The harshest MMP in the Criminal Code is life in prison. Between 2006 and 2016, 45 per cent of women sentenced to life in prison were Indigenous. Not because they represent the gravest threat to public safety, but rather because Canada’s principles of justice, fairness, proportionality and restraint in sentencing – including section 718.2(e) of the Criminal Code, which obligates lower courts to consider “all available sanctions, other than imprisonment, that are reasonable … with particular attention to the circumstances of Aboriginal offenders” – have been obliterated by MMPs.

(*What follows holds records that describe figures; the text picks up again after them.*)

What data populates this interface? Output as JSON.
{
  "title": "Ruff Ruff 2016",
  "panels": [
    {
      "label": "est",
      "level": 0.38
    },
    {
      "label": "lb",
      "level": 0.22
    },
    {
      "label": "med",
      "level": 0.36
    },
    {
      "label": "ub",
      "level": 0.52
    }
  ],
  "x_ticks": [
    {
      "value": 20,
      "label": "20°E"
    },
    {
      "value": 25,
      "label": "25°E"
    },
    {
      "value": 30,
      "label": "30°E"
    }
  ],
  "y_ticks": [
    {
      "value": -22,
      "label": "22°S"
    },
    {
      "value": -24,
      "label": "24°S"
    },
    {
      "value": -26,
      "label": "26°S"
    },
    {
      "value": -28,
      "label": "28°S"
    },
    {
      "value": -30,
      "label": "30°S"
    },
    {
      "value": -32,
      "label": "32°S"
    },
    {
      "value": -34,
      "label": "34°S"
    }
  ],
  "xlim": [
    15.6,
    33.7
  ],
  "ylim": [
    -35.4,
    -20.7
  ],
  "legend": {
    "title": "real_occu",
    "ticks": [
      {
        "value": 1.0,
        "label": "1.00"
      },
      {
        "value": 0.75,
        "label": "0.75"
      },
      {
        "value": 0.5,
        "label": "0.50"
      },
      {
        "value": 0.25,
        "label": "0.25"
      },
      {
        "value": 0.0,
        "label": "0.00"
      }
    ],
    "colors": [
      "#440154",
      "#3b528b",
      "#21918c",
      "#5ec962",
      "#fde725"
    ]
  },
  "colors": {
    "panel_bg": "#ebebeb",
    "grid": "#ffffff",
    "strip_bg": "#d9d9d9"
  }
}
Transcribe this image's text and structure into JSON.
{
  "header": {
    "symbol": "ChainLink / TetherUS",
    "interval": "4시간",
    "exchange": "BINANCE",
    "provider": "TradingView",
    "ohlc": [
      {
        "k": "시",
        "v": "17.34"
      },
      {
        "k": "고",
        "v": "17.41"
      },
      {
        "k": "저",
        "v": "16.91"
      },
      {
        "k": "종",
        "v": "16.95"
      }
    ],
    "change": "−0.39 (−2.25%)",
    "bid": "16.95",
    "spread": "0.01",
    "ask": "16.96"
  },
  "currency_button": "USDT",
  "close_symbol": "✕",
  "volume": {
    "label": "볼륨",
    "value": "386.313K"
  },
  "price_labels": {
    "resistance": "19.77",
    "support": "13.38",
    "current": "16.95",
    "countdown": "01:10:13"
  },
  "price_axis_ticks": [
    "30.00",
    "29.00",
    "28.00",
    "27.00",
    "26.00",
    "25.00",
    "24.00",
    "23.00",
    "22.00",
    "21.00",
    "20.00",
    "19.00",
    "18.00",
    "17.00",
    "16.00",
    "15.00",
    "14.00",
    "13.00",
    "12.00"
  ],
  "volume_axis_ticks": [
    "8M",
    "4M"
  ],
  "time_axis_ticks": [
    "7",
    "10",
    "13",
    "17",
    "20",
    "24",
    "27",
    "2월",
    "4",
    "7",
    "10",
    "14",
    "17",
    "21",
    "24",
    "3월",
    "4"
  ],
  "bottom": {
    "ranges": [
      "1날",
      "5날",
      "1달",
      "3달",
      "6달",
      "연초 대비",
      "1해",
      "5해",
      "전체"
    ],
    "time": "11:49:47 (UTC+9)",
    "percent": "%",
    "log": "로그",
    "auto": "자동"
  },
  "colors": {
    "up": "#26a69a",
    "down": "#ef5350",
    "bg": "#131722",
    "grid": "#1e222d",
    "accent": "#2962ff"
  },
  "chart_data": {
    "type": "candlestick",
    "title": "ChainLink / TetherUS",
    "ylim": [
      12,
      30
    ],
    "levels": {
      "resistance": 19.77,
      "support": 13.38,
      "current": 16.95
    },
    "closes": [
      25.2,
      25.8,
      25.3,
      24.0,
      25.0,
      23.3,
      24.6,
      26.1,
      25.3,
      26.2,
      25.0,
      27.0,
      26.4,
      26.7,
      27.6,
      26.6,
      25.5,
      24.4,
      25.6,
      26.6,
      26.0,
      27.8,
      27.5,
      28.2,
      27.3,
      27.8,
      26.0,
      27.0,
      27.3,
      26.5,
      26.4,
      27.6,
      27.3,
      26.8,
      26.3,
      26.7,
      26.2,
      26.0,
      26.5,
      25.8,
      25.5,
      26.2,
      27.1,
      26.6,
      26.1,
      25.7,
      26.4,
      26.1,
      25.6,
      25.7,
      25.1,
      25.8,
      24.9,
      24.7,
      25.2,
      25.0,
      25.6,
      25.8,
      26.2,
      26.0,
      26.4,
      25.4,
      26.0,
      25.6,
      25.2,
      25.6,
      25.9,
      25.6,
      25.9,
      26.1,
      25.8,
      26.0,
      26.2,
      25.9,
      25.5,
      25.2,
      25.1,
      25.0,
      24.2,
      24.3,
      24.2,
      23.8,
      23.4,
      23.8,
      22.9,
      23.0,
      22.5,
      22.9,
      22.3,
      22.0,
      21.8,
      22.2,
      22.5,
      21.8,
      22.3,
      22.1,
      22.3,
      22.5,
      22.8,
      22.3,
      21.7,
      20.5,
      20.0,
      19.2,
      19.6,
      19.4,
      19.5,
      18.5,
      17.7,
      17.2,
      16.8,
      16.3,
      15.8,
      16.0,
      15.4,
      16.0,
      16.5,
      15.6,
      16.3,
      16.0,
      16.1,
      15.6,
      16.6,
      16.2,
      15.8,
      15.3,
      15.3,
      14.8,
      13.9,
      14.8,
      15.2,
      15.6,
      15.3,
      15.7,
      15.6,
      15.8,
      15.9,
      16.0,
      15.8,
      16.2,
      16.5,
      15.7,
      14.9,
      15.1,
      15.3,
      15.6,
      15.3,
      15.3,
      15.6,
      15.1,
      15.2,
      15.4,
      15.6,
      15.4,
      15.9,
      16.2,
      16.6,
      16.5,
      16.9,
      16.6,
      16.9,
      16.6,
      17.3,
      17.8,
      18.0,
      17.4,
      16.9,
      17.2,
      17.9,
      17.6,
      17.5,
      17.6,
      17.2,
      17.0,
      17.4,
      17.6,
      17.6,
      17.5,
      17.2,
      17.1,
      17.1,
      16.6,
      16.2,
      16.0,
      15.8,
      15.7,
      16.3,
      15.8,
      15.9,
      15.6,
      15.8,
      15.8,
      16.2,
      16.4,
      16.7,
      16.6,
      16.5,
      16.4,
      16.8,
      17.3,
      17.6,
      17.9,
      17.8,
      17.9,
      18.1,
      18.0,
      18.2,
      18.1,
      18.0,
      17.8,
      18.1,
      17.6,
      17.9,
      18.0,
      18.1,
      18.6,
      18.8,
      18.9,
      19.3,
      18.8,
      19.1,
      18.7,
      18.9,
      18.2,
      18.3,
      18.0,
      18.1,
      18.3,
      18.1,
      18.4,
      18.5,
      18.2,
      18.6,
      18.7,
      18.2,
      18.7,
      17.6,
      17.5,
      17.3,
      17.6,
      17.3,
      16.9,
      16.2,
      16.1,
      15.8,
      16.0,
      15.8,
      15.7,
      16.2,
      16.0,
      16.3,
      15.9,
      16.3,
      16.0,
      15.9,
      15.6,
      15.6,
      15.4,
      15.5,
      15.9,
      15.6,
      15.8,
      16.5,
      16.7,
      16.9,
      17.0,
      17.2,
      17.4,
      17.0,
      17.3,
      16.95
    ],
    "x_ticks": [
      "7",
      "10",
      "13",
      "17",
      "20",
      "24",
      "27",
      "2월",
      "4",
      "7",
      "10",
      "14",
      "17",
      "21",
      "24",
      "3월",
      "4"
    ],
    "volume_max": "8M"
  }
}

In recent months, the House of Commons and the Senate have worked on Bill C-7, which would amend the law around medical assistance in dying, after a single lower court ruling in a single jurisdiction. By comparison, Bill C-22 repeals a mere 19 of the at least 43 MMPs that have already been struck down by courts at all levels throughout this country, with the courts continuing to rule MMPs unconstitutional and disproportionate.

The government should not be afraid of this so-called “red meat” issue. The Canadian public overwhelmingly supports judicial discretion in sentencing. In 2017, nine in 10 Canadians wanted the government to consider giving judges the flexibility to not impose MMPs. So, it makes no political sense for the government to introduce this half measure. Those who oppose this action will oppose it in any case.

We need legislation that is transformative, not performative. This government could, as has been widely recommended, reinvigorate the law reform commission to review and recommend meaningful change to our criminal legal system. Alternatively, the government could introduce legislation to repeal all mandatory minimums or to allow judges discretion to not impose MMPs and instead allow them to use the most appropriate penological response, whether diversion from the legal system, personal or community service work, house arrest (also known as conditional sentences), treatment or incarceration.

Or we could fix Bill C-22, and get the job done now.